Dory is annoying. And also pitiable. A holy fool, and a reminder that we're all bozos on this bus.

8. Tumas-Muscat
I found the film also says something about perceived 'handicaps' we may see around us. Dory, Nemo and Gill all their have their own deficiencies, but manage to prove their worth by the end.
9. Halcyal
A great set of reviews so far on an absolutely amazing set of movies from a (frankly) astoundingly talented studio. (Seriously, Pixar's creative force and competence are a little frightening to think about sometimes. People, even the very best, usually aren't that consistently good at producing top-class, major-scale creative endeavours.)

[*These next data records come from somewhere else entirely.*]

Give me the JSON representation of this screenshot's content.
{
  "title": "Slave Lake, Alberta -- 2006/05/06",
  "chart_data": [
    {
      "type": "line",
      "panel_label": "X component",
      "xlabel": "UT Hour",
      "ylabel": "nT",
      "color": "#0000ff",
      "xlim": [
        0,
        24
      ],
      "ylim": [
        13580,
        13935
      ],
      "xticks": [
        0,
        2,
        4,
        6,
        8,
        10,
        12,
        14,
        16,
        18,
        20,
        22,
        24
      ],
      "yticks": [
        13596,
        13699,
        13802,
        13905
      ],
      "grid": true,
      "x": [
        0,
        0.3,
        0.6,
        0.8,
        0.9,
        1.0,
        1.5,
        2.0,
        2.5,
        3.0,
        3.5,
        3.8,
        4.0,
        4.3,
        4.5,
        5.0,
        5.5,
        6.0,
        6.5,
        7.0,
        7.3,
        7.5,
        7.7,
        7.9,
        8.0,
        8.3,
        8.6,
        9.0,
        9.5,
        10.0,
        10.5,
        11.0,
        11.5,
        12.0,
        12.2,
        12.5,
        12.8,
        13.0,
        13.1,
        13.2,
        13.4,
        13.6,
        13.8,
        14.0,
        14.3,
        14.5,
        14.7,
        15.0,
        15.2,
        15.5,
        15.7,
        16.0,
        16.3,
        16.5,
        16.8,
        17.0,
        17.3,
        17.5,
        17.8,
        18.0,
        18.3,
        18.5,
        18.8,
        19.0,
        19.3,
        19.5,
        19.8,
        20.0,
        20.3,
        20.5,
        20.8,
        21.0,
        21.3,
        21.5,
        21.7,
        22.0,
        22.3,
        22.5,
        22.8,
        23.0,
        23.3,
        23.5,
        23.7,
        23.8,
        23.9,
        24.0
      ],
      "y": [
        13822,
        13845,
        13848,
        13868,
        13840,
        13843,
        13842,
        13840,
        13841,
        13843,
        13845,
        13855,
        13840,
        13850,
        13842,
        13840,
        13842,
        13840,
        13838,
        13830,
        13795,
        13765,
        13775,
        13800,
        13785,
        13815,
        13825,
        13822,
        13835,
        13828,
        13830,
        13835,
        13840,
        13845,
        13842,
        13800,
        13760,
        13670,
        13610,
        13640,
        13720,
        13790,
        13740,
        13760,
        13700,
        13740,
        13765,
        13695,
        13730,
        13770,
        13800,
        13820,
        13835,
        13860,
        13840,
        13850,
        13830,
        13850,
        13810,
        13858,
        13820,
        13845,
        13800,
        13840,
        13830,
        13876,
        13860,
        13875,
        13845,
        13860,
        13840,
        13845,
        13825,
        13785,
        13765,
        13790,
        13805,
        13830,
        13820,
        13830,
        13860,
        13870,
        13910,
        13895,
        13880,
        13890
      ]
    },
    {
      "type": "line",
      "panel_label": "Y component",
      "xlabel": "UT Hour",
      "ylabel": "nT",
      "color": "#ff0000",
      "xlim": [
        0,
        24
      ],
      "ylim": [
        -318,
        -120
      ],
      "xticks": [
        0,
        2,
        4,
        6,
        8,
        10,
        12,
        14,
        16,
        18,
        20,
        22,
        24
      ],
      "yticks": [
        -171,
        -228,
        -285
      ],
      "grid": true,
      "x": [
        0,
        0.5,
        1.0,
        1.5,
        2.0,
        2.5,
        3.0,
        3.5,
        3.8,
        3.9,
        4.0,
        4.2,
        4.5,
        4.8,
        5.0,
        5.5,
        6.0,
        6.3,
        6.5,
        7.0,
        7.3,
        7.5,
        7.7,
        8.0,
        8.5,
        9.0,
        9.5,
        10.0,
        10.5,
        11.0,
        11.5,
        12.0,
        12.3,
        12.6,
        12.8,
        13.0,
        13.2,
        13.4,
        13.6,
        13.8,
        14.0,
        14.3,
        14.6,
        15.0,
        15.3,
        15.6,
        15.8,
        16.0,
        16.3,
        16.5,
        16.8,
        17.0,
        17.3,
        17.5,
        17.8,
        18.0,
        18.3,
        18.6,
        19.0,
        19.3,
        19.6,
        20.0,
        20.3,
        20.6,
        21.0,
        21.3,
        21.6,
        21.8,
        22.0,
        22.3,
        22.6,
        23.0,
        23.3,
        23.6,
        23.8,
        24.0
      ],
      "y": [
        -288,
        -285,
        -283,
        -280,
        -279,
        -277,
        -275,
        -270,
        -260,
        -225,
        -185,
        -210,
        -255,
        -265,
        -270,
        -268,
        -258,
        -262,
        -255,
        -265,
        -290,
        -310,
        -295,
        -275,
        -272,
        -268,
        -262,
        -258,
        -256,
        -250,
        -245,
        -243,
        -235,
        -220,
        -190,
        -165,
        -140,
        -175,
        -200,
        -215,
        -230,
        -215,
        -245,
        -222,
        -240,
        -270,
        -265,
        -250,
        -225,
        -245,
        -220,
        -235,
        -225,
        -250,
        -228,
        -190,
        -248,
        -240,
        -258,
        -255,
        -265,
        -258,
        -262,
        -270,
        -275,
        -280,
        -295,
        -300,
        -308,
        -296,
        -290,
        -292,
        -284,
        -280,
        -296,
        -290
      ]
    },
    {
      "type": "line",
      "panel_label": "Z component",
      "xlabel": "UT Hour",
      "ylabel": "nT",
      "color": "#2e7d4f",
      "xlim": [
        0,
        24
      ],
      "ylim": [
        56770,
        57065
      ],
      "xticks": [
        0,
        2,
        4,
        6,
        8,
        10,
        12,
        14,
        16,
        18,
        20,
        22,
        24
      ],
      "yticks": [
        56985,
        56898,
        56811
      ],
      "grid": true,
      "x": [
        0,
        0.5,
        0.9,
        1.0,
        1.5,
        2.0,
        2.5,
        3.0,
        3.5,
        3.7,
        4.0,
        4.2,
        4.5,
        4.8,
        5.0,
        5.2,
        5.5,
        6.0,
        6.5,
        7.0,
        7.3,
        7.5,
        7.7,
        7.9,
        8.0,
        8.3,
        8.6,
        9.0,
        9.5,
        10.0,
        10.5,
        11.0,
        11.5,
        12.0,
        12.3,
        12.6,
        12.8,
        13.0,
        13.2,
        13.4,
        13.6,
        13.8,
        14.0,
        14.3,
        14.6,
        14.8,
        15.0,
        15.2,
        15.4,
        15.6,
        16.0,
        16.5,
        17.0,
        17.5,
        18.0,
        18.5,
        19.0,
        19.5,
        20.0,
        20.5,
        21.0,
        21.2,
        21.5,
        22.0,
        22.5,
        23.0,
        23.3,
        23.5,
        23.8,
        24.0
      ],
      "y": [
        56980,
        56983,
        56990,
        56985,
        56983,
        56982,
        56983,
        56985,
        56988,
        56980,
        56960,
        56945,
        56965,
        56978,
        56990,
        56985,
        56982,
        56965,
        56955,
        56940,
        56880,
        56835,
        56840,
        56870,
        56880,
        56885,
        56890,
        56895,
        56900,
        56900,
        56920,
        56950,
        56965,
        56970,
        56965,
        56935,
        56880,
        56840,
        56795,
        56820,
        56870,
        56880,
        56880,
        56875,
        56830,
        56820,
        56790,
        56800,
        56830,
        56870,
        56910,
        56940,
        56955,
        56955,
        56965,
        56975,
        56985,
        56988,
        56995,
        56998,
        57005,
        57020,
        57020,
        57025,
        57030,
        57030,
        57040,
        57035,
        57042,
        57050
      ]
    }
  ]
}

Also, Stefan Jones @ 7: "...Mine?"
10. AlBrown
A lovely movie, both visually and in its sentiments. The best fairy tales are rooted in darkness, and this is no exception. The fact that the dangers are real is never lost on the viewer, which makes the humor more poignant, and the success at the end all the sweeter.
Claire de Trafford
11. Booksnhorses
And yet, biologically, Marlin should have turned into Mrs Clownfish after her demise and one of the hermaphrodite clownfish followers should have stepped up into the male role. Mind-boggling. Absolutely great movie though.
12. Jessica2
To me, this movie comes down to the scene in the whale:

"How do you know something bad isn't going to happen?"

"I don't."

The movie repeats the theme of needing to not live a life of fear again and again throughout, and it could have treated that simply and reassuringly, saying 'Be brave, and great things will happen!' Of course that is what it does say, but Finding Nemo really won me over in this moment: 'How do you know something bad isn't going to happen?' 'I don't.' But stay still, and nothing good will happen to you either.

I really love this movie.
13. AlBrown
Just had my granddaughter in the pool yesterday for the first time this season, and as she dogpaddled her heart out, and struggled to keep her head above water, under her breath I heard her singing, "Just keep swimming, just keep swimming..."
Jose Solis
14. bludemos
Being a father of a little girl, this movie always touches me...

I love lots of things about the movie, but I'm particularly fond of this wonderful piece of dialogue:

"How do you know if they're ready?"
"Well, you never really know, but when they know, you know, y'know?"